O leite cru é o leite que não foi submetido a nenhum tratamento térmico. Existem vários tipos de tratamentos térmicos, que matam a maioria dos microrganismos presentes no leite cru, tanto as bactérias “boas” como as bactérias “más” .
Atualmente a pasteurização do leite é norma que deve ser cumprida. Ela surgiu no início de século passado, para prevenir a propagação de doenças, como a tuberculose por meio do leite contaminado e mudança nos métodos de cultivo. A transição da agricultura tradicional para a agricultura industrial levou a rápida queda na qualidade de vida dos animais e ao aumento do manuseio do leite e, portanto, um maior risco de doenças transmitidas por alimentos.
O leite é sem dúvida, um produto suscetível à contaminação e, como muitas substâncias alimentares, pode conter patógenos.
Então por que estamos defendendo o leite cru?
Em defesa das bactérias …da Biodiversidade!
Ora, hoje sabe-se que nem todas as bactérias são ruins. Enquanto o calor mata os micróbios que causam doenças ou potencialmente maléficos, ele também elimina as bactérias benéficas, que contribuem para o sabor, aroma e para a complexidade dos queijos feitos de leite cru. Além disso, um conjunto de evidências científicas (Europa e EUA) atestam que as bactérias encontradas no leite cru apresentam muitos benefícios para a saúde humana, incluindo uma melhor digestão. Estas bactérias são produtoras de ácido láctico, daí o nome “Bactérias Láticas”, que são encontradas normalmente no leite cru. As bactérias láticas realmente agem para inibir ou destruir as bactérias maléficas que conseguem sobreviver a tratamentos térmicos ou encontram seu caminho de volta após esse processo.
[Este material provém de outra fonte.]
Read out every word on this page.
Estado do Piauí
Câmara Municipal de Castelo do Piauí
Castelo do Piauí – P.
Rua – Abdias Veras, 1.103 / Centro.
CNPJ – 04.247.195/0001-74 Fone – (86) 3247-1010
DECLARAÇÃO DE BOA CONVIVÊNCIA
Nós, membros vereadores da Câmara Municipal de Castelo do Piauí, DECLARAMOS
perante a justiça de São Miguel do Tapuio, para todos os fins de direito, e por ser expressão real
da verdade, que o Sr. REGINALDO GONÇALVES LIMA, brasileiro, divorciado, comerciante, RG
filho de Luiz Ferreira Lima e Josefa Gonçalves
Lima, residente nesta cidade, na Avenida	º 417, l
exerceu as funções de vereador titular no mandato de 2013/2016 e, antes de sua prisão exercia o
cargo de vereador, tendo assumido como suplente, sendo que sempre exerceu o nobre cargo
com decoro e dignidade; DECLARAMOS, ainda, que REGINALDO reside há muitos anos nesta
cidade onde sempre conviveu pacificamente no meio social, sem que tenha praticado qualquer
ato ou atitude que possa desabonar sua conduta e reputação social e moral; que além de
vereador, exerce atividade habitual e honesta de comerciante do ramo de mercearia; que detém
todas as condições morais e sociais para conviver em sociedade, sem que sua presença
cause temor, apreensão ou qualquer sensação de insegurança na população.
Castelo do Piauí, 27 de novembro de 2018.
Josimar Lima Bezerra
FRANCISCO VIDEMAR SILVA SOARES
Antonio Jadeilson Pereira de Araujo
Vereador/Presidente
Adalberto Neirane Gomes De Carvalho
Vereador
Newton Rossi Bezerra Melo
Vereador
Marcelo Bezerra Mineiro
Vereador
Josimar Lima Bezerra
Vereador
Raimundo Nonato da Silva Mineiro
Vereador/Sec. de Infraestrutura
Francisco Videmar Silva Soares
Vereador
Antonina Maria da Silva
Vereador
O leite pasteurizado é realmente um “leite morto”. Para reconstruir o sabor de um queijo feito a partir de leite pasteurizado, deve-se reintroduzir as bactérias láticas por meio de culturas starter, ou seja, que foram pré-selecionadas em um laboratório e disponíveis em pó (Fermento Lático). Estas bactérias selecionadas são as mesmas no mundo inteiro e, juntamente com o leite pasteurizado, fabricam queijos carentes de carácter e diversidade, que são idênticos do Japão à Austrália.
Os EUA são o maior produtor mundial de queijo, mas você pode pensar em um queijo americano? A resposta será “Cheddar”, o queijo mais popular nos EUA e que tem o nome de seu ancestral britânico (Cheddar inglês), mas o seu sabor está muito longe do sabor do Cheddar inglês, sem falar dos benefícios para a saúde.
Um gosto pelo leite cru
Você já provou um queijo de leite cru? Se você já teve oportunidade de degustar o tradicional Parmesão italiano, Gouda holandês ou Camembert francês, mas que muitos só têm a oportunidade de experimentar os seus homólogos industriais produzidos em massa, então as “memórias degustativas” são bem diferentes.
Ao degustar queijos de leite cru você prova a raça, o ambiente e, claro, a experiência do queijeiro. Leites de diferentes raças de animais são tão variados quanto as próprias raças. O pasto e local que os animais vivem, como as montanhas, colinas, vales ou planícies e também a estação do ano interferem na qualidade do leite cru e no queijo feito com esse leite. Em síntese, todos estes elementos estão presentes no produto final, combinados de inúmeras maneiras, para produzir queijos únicos que são renomados e muito apreciados. Quando o leite é pasteurizado perdemos essa diversidade e abrimos caminho para o abandono das culturas alimentares e da biodiversidade animal.
Qual é o objetivo de trabalhar para manter a biodiversidade das raças e garantir uma alimentação de alta qualidade se todos os queijos produzidos forem idênticos?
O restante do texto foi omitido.